4) E allora ci parli più nel dettaglio del suo ultimo libro. Quali sono le peculiarità di esso?

Il libro è un insieme di contributi. Parte dalla soluzione della “crisi italiana”, ossia dall’unità d’Italia, per poi analizzare la “ricaduta” (nella crisi) e la “soluzione” successiva. Finita la seconda guerra mondiale, è prevalente la positività, la voglia di fare. E’ il caso dell’Italia, ad esempio. Ma poi elementi di “crisi” sono riaffiorati di nuovo, fino a sfociare nella drammatica situazione odierna.

Nel libro ci sono alcune particolarità, a cominciare dalla riscoperta di un grande intellettuale-patriota, M. Monnier, che scrisse un saggio su Machiavelli in francese, che io ho tradotto.
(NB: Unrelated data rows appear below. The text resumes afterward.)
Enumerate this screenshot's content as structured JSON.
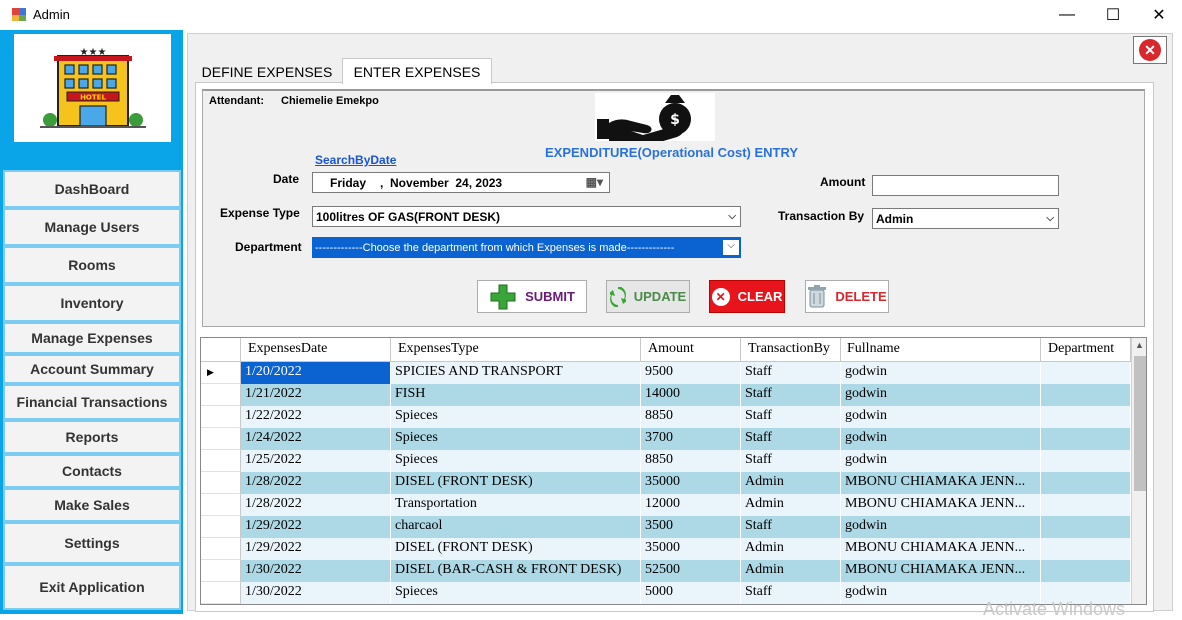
{
  "window": {
    "title": "Admin",
    "minimize": "—",
    "maximize": "☐",
    "close": "✕"
  },
  "logo": {
    "hotel_sign": "HOTEL",
    "stars": "★★★"
  },
  "sidebar": {
    "items": [
      {
        "label": "DashBoard"
      },
      {
        "label": "Manage Users"
      },
      {
        "label": "Rooms"
      },
      {
        "label": "Inventory"
      },
      {
        "label": "Manage Expenses"
      },
      {
        "label": "Account Summary"
      },
      {
        "label": "Financial Transactions"
      },
      {
        "label": "Reports"
      },
      {
        "label": "Contacts"
      },
      {
        "label": "Make Sales"
      },
      {
        "label": "Settings"
      },
      {
        "label": "Exit Application"
      }
    ]
  },
  "tabs": [
    {
      "label": "DEFINE EXPENSES"
    },
    {
      "label": "ENTER EXPENSES"
    }
  ],
  "form": {
    "attendant_label": "Attendant:",
    "attendant_name": "Chiemelie Emekpo",
    "title": "EXPENDITURE(Operational Cost) ENTRY",
    "search_by_date": "SearchByDate",
    "date_label": "Date",
    "date_day": "Friday",
    "date_value": ",  November  24, 2023",
    "amount_label": "Amount",
    "amount_value": "",
    "expense_type_label": "Expense Type",
    "expense_type_value": "100litres OF GAS(FRONT DESK)",
    "transaction_by_label": "Transaction By",
    "transaction_by_value": "Admin",
    "department_label": "Department",
    "department_value": "-------------Choose the department from which Expenses is made-------------"
  },
  "buttons": {
    "submit": "SUBMIT",
    "update": "UPDATE",
    "clear": "CLEAR",
    "delete": "DELETE"
  },
  "colors": {
    "sidebar_bg": "#0aa5e8",
    "title_blue": "#2a72d8",
    "row_alt": "#add8e6",
    "row_base": "#eaf5fb",
    "selected": "#0a63d1"
  },
  "grid": {
    "columns": [
      "ExpensesDate",
      "ExpensesType",
      "Amount",
      "TransactionBy",
      "Fullname",
      "Department"
    ],
    "rows": [
      [
        "1/20/2022",
        "SPICIES AND TRANSPORT",
        "9500",
        "Staff",
        "godwin",
        ""
      ],
      [
        "1/21/2022",
        "FISH",
        "14000",
        "Staff",
        "godwin",
        ""
      ],
      [
        "1/22/2022",
        "Spieces",
        "8850",
        "Staff",
        "godwin",
        ""
      ],
      [
        "1/24/2022",
        "Spieces",
        "3700",
        "Staff",
        "godwin",
        ""
      ],
      [
        "1/25/2022",
        "Spieces",
        "8850",
        "Staff",
        "godwin",
        ""
      ],
      [
        "1/28/2022",
        "DISEL (FRONT DESK)",
        "35000",
        "Admin",
        "MBONU CHIAMAKA JENN...",
        ""
      ],
      [
        "1/28/2022",
        "Transportation",
        "12000",
        "Admin",
        "MBONU CHIAMAKA JENN...",
        ""
      ],
      [
        "1/29/2022",
        "charcaol",
        "3500",
        "Staff",
        "godwin",
        ""
      ],
      [
        "1/29/2022",
        "DISEL (FRONT DESK)",
        "35000",
        "Admin",
        "MBONU CHIAMAKA JENN...",
        ""
      ],
      [
        "1/30/2022",
        "DISEL (BAR-CASH & FRONT DESK)",
        "52500",
        "Admin",
        "MBONU CHIAMAKA JENN...",
        ""
      ],
      [
        "1/30/2022",
        "Spieces",
        "5000",
        "Staff",
        "godwin",
        ""
      ]
    ]
  },
  "watermark": "Activate Windows"
}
Tale saggio dà al lettore un inquadramento generale su Machiavelli, che metto a confronto con quello, fondamentale, del De Sanctis.

Vi è poi il saggio della L. Fournier-Finocchiaro, alla quale ho chiesto di poter pubblicare un suo lavoro sui nostri esponenti del Risorgimento. Lei ha messo in evidenza il loro anticlericalismo di fondo.

Il terzo lavoro riguarda il fascismo. E’ G. Prosperi ad averlo scritto. Si concentra su Mussolini e sul suo saggio su Machiavelli.

Sull’immediatezza del secondo dopoguerra si concentra X. Tabet, che ha scritto un saggio in cui viene descritto il clima in cui si trovarono a vivere gli studiosi italiani,  indaffarati a rendere Machiavelli utilizzabile nella nuova situazione.

Vi è poi l’intervista al maggior esperto di Machiavelli del Novecento, Sergio Bertelli, che fu anche, lo dico “en passant”, mio professore ai tempi dell’università. Un personaggio, senza peli sulla lingua. Per lui Machiavelli si caratterizza per l’analisi spietata e fredda della situazione dei suoi tempi.

Il penultimo contributo è di F. Bergoglio, un saggio sui neocon[1] americani, tendenza politica che ha avuto grande rilevanza presso la destra americana al tempo di Bush figlio. Essa vede nella religione il cardine del mantenimento della coesione sociale e non apprezza molto Machiavelli, nonostante le apparenze, per via del “machiavellismo”. Bergoglio chiude il saggio con un primo bilancio anche della presidenza Obama.

B. Rangoni Machiavelli, ci ricorda infine che Machiavelli fu un fondamentale punto di riferimento per la costruzione delle istituzioni repubblicane in America. Questo filone di pensiero machiavelliano ha come riferimento i “Discorsi” più che il “Principe”.

Nell’introduzione, nella parte finale, ho messo in evidenza la mia particolare visione di Machiavelli.

5) Lei ha fatto cenno al “machiavellismo”. Che cos’è esattamente?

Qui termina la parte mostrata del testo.